Thomas Jollans tjol at tjol.eu
Mon Sep 10 09:05:34 EDT 2018


On 10/09/18 14:40, Max Zettlmeißl via Python-list wrote:
> On Sun, Sep 9, 2018 at 6:03 PM, Thomas Jollans <tjol at tjol.eu> wrote:
>> https://docs.python.org/3/library/glob.html#glob.escape demonstrates a way
>> of escaping that works:
>>
>> glob('./Testfile [[]comment]*')
>>
> That is about the least correct working solution one could conceive.
> Of course your suggested "glob('./Testfile [[]comment]*')" works in
> the positive case, but pretty much comes down to a glob('./Testfile
> [[]*').
> And in the negative case it would provide many false positives. (e.g.
> "Testfile [falacy]", "Testfile monty", "Testfile ]not quite" and so
> on)
> Even if you wanted to use that strange character class, which is not a
> good idea (as explained above), using "[[]coment]" would be better,
> since there is no reason to repeat a character.

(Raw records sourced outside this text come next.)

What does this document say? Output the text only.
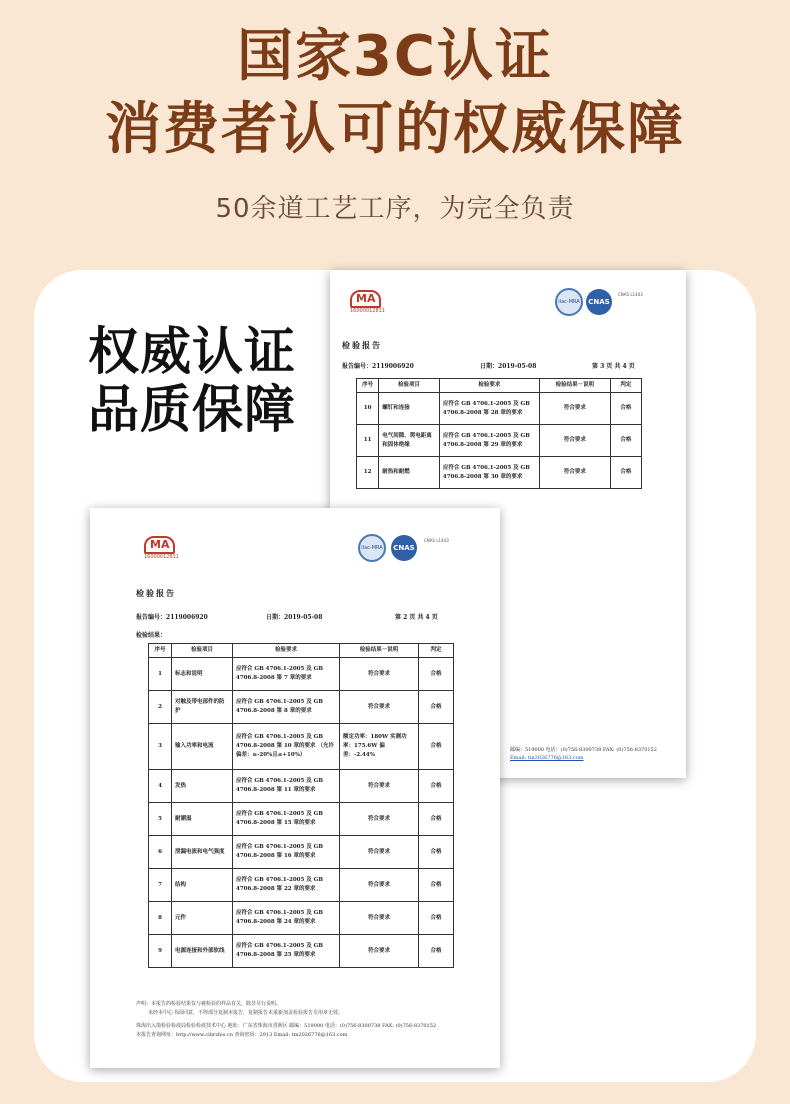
国家3C认证
消费者认可的权威保障
50余道工艺工序，为完全负责
MA
16000012811
ilac-MRA	CNAS
CNAS L1443
检验报告
报告编号：2119006920	日期：2019-05-08	第 3 页 共 4 页
序号	检验项目	检验要求	检验结果－说明	判定
10	螺钉和连接	应符合 GB 4706.1-2005 及 GB 4706.8-2008 第 28 章的要求	符合要求	合格
11	电气间隙、爬电距离和固体绝缘	应符合 GB 4706.1-2005 及 GB 4706.8-2008 第 29 章的要求	符合要求	合格
12	耐热和耐燃	应符合 GB 4706.1-2005 及 GB 4706.8-2008 第 30 章的要求	符合要求	合格
邮编：519000 电话：(0)756-8300738 FAX: (0)756-8370152
Email: tm2026776@163.com
权威认证
品质保障
MA
16000012811
ilac-MRA	CNAS
CNAS L1443
检验报告
报告编号：2119006920	日期：2019-05-08	第 2 页 共 4 页
检验结果：
序号	检验项目	检验要求	检验结果－说明	判定
1	标志和说明	应符合 GB 4706.1-2005 及 GB 4706.8-2008 第 7 章的要求	符合要求	合格
2	对触及带电部件的防护	应符合 GB 4706.1-2005 及 GB 4706.8-2008 第 8 章的要求	符合要求	合格
3	输入功率和电流	应符合 GB 4706.1-2005 及 GB 4706.8-2008 第 10 章的要求 （允许偏差：≥-20%且≤+10%）	额定功率：180W 实测功率：175.6W 偏差：-2.44%	合格
4	发热	应符合 GB 4706.1-2005 及 GB 4706.8-2008 第 11 章的要求	符合要求	合格
5	耐潮湿	应符合 GB 4706.1-2005 及 GB 4706.8-2008 第 15 章的要求	符合要求	合格
6	泄漏电流和电气强度	应符合 GB 4706.1-2005 及 GB 4706.8-2008 第 16 章的要求	符合要求	合格
7	结构	应符合 GB 4706.1-2005 及 GB 4706.8-2008 第 22 章的要求	符合要求	合格
8	元件	应符合 GB 4706.1-2005 及 GB 4706.8-2008 第 24 章的要求	符合要求	合格
9	电源连接和外部软线	应符合 GB 4706.1-2005 及 GB 4706.8-2008 第 25 章的要求	符合要求	合格
声明：本报告的检验结果仅与被检验的样品有关，除非另行说明。
未经本中心书面同意，不得部分复制本报告，复制报告未重新加盖检验报告专用章无效。
珠海出入境检验检疫局检验检疫技术中心 地址：广东省珠海市香洲区 邮编：519000 电话：(0)756-8300738 FAX: (0)756-8370152
本报告查询网址：http://www.cibrzhis.cn 查询密码：2913 Email: tm2026776@163.com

 >>> from glob import glob
 >>> glob('test *')
['test comment', 'test [co]mment', 'test [fallacy]', 'test [comments]', 
'test [comment] a']
 >>> glob('test [[]*')
['test [co]mment', 'test [fallacy]', 'test [comments]', 'test [comment] a']
 >>> glob('test [[]c*')
['test [co]mment', 'test [comments]', 'test [comment] a']
 >>> glob('test [[]comment]*')
['test [comment] a']
 >>>

I'm escaping the '[' as '[[]'. You can escape the ']' as well if you 
want, but there's no need as a ']' is not special unless it's preceded 
by an unescaped '['.

To match the character class I think you thought my glob was matching, 
you'd have to use '[][comment]' rather than '[[]comment]'.